According to the National Student Clearinghouse Research Center, undergraduate enrollment increased by 1.2% across all institution types in 2023. This is a good sign for the industry, but the enrollment cliff is still coming. With regional bachelor’s institutions expected to lose more than 11% of their students by 2029, many institutions are still grappling with how to address it.
The forecasted enrollment decline is attributed to various factors.
- Demographic Shifts: The number of high school graduates has plateaued and is expected to decline in certain regions due to lower birth rates in the late 1990s and early 2000s.
- Economic Factors: Rising tuition costs and student debt are significant barriers for potential students. Moreover, the COVID-19 pandemic had a lasting economic impact, straining family finances and making higher education less accessible for many.

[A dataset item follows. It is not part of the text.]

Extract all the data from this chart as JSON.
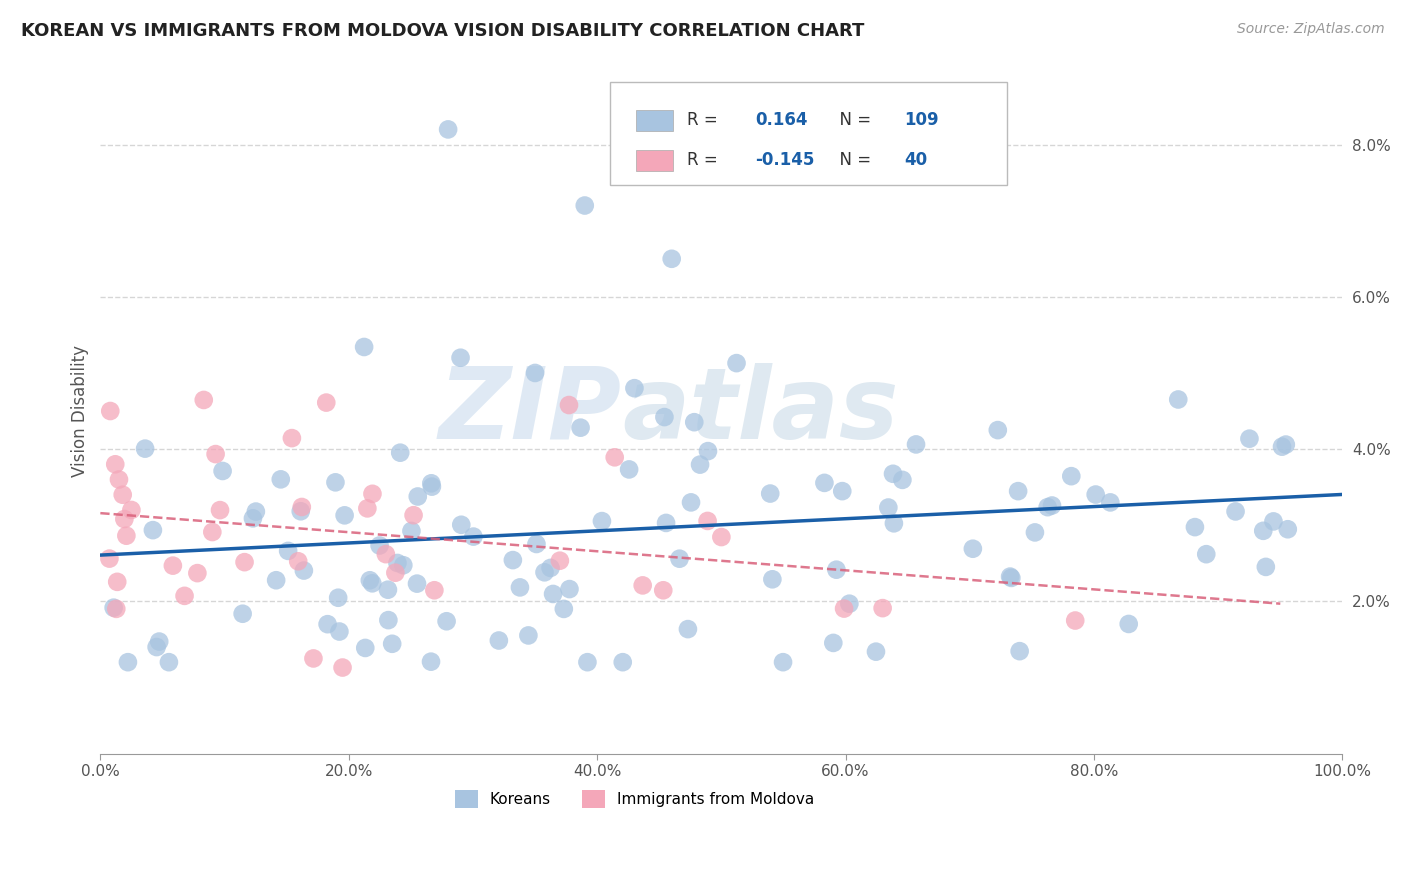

- Perceived Value of a Degree: There is growing skepticism, fueled by continued political polarization, about the return on investment of a college degree, the role higher education plays in society, and the Biden administration’s renewed efforts to tackle the student debt crisis.
- Alternative Education Paths: Increasing availability of online courses, certification programs, and apprenticeships offer alternatives to traditional four-year degrees, appealing to cost-conscious and time-restricted students. Coupled with the increasing number of companies no longer requiring bachelor’s degrees for many positions, prospective students have plenty of alternatives to traditional education.